We could talk for days about “Dead Space.” By far the most intricate, Progressive, powerful, and captivating track on Lost Orbiter, it is the perfect conclusion to the album. 

“Dead Space” opens with random frequencies coming over the radio until we land on a woman’s voice. “I wish I could talk to you,” she says. “I’m sorry. I’m sorry about everything.” This voice continues under the glowing guitars and bass before the first solo rises and carries us beyond the stars. 

This is how “Dead Space” carries on—a winding pathways of Progressive twists and turns.
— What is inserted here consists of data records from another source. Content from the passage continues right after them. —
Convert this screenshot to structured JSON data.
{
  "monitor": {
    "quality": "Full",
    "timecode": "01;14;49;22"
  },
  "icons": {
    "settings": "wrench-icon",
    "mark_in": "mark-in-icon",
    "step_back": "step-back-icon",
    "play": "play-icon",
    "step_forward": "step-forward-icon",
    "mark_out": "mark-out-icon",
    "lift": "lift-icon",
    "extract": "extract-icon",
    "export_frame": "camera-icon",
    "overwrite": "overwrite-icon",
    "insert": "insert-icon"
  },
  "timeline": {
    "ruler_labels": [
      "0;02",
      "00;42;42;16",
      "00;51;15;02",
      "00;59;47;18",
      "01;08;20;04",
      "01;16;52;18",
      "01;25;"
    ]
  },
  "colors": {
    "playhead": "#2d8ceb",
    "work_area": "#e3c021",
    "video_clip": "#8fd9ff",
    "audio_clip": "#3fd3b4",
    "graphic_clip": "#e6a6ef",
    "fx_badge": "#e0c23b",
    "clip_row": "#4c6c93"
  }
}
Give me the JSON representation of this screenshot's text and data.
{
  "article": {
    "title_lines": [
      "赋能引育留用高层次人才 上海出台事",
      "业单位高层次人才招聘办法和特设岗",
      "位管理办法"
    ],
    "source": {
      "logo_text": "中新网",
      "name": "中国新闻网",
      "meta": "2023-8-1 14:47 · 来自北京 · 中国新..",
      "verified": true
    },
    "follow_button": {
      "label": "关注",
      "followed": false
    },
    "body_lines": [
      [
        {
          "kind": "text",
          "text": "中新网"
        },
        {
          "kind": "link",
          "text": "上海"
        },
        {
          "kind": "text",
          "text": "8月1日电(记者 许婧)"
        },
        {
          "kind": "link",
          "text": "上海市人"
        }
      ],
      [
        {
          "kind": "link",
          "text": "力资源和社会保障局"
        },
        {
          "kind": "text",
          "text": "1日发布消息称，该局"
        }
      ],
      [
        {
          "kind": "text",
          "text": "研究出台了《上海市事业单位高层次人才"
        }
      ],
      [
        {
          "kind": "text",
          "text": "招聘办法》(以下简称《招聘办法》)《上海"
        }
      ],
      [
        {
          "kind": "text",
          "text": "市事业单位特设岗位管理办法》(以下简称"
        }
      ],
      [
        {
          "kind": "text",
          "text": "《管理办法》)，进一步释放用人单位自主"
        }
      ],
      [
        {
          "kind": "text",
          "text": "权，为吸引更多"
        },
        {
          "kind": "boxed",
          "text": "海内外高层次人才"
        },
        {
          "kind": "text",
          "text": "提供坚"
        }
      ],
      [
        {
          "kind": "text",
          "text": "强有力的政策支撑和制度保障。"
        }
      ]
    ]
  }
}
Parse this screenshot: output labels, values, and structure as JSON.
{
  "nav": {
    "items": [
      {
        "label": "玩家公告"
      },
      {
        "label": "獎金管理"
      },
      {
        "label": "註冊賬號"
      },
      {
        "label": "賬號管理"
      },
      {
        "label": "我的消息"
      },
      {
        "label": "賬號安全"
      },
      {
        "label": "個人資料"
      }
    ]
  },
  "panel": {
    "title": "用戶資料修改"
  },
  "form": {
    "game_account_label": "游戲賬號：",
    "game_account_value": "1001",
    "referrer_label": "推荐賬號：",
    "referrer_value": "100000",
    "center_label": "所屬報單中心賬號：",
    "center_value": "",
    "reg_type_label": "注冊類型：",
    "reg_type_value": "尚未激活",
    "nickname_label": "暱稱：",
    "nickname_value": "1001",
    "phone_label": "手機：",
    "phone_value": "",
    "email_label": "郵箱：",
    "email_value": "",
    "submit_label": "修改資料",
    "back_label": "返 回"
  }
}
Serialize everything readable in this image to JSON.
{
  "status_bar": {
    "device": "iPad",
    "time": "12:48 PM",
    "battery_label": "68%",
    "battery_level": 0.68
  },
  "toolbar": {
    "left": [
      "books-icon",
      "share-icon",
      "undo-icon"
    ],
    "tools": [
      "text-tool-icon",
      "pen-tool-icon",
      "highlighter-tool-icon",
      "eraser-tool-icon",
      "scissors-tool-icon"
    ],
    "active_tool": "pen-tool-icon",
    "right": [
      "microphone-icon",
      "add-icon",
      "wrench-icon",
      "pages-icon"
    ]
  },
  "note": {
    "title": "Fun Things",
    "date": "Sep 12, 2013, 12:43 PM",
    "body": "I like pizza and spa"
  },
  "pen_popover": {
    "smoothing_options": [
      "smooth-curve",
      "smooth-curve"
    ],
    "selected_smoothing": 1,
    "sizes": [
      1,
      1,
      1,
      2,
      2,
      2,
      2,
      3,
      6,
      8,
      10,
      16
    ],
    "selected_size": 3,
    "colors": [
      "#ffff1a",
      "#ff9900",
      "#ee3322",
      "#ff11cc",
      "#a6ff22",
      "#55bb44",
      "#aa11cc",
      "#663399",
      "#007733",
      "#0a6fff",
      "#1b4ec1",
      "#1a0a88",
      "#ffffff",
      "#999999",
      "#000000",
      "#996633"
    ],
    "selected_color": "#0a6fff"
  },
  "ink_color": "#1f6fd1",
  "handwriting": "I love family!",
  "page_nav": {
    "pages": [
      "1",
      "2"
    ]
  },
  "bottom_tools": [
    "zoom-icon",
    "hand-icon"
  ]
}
There’s more voices over the radio, then layered vocals from the band, then more distortion and faster time signatures. 

The track—and the album—ends in a beautiful shimmer of guitars.

Final Thoughts

Score: 8/10

Pros: Lost Orbiter is a strong debut with moments of genius. “Dead Space,” for example, feeds perfectly into the Lost Orbiter theme, and the layered soundbites go a long way in crafting a narrative that’s as interesting as the track’s guitar work. 

Cons: We’re suckers for a good concept album at Monster Riff, and Lost Orbiter slightly misses the mark. Tracks like “Bigfoot Walk,” which is a cooler rocker in its own right, distracts from the cosmic obsession and space travel throughout the rest of the album.